Monday, April 27, 2015
10:30 a.m.
Biodesign Institute, Building B (BDB) 105, Tempe campus [map]

Large scale separation and purification processes transform low value resources into more useful fuels, basic chemicals, food and clean water; however, they also consume a great deal of energy. Growing global population, increased competition for natural resources and the desire for higher worldwide standards of living will intensify demands upon such processes. These trends will place a heavy burden on available energy resources and lead to large increases in carbon dioxide emissions under a “business as usual” scenario. Advanced membrane and sorbent approaches that minimize energy intensive phase change-driven separations can allow as much as an order of magnitude reduction in energy intensity per unit of product purified. While already used for water purification, more efficient approaches such as reverse osmosis cannot yet be used widely, due to a lack of advanced materials suitable for use with non-aqueous feeds. Recent developments in membrane and sorbent materials now appear likely to extend the low energy intensity separation revolution beyond water to include the full spectrum of large scale feeds. Crosslinked glassy polymers, polymer-selective nanoparticle hybrids and carbon molecular sieve (CMS) materials cover different areas in this new separation landscape. This seminar will discuss examples of these new materials, devices based on them as well as their manufacturing and the savings they enable.

William J. Koros is the Roberto C. Goizueta Chair for Excellence in Chemical Engineering and the Georgia Research Alliance Eminent Scholar in Membranes at The Georgia Institute of Technology.
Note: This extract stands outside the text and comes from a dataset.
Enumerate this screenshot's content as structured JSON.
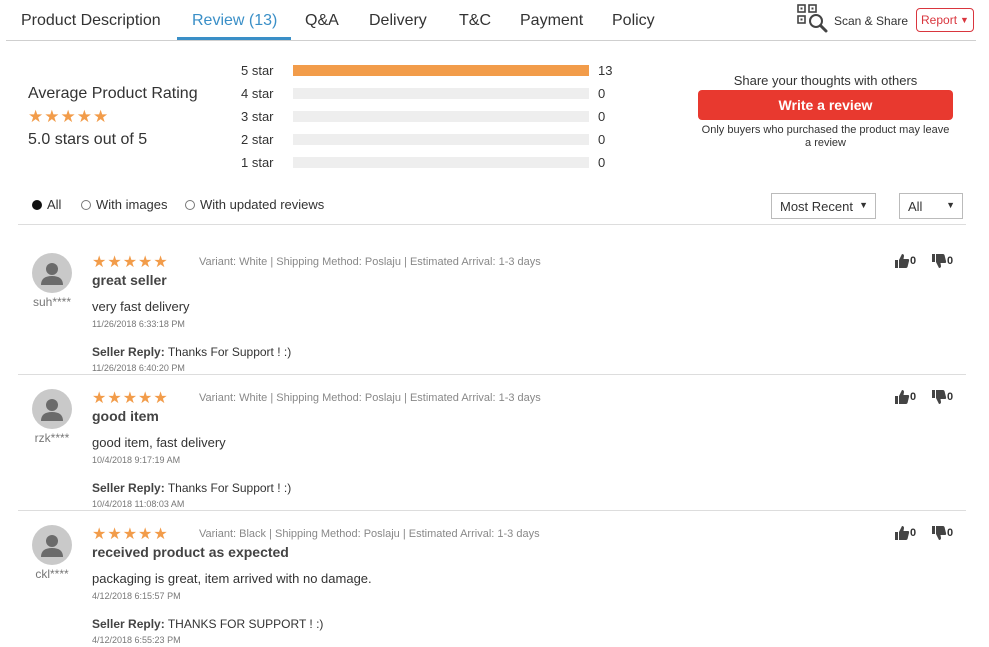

In 1977 he joined the faculty at North Carolina State University, and in 1984 he moved to The University of Texas at Austin where he served as chairman of chemical engineering from 1993 to 1997. He joined the School of Chemical Engineering at Georgia Tech in 2001. He served as the editor-in-chief of the Journal of Membrane Science from 1991 to 2008. Dr. Koros has published over 390 articles and holds 24 U.S. patents on membranes, barrier materials and sorbents. He was recognized with the AIChE Institute Award for Excellence in Industrial Gases Technology in 1995 and the AIChE Separation Division’s Clarence Gerhold Award in 1999. He was elected to the U.S. National Academy of Engineering in 2000 and named a Fellow of AIChE and AAAS in 2002 and 2003, respectively. In 2008, Dr. Koros received the Alan Michaels Award for Innovation in Membrane Science and Technology from the North American Membrane Society. He received the William H. Walker Award for Excellence in 2010 and was the 63rd Institute Lecturer for AIChE in 2011.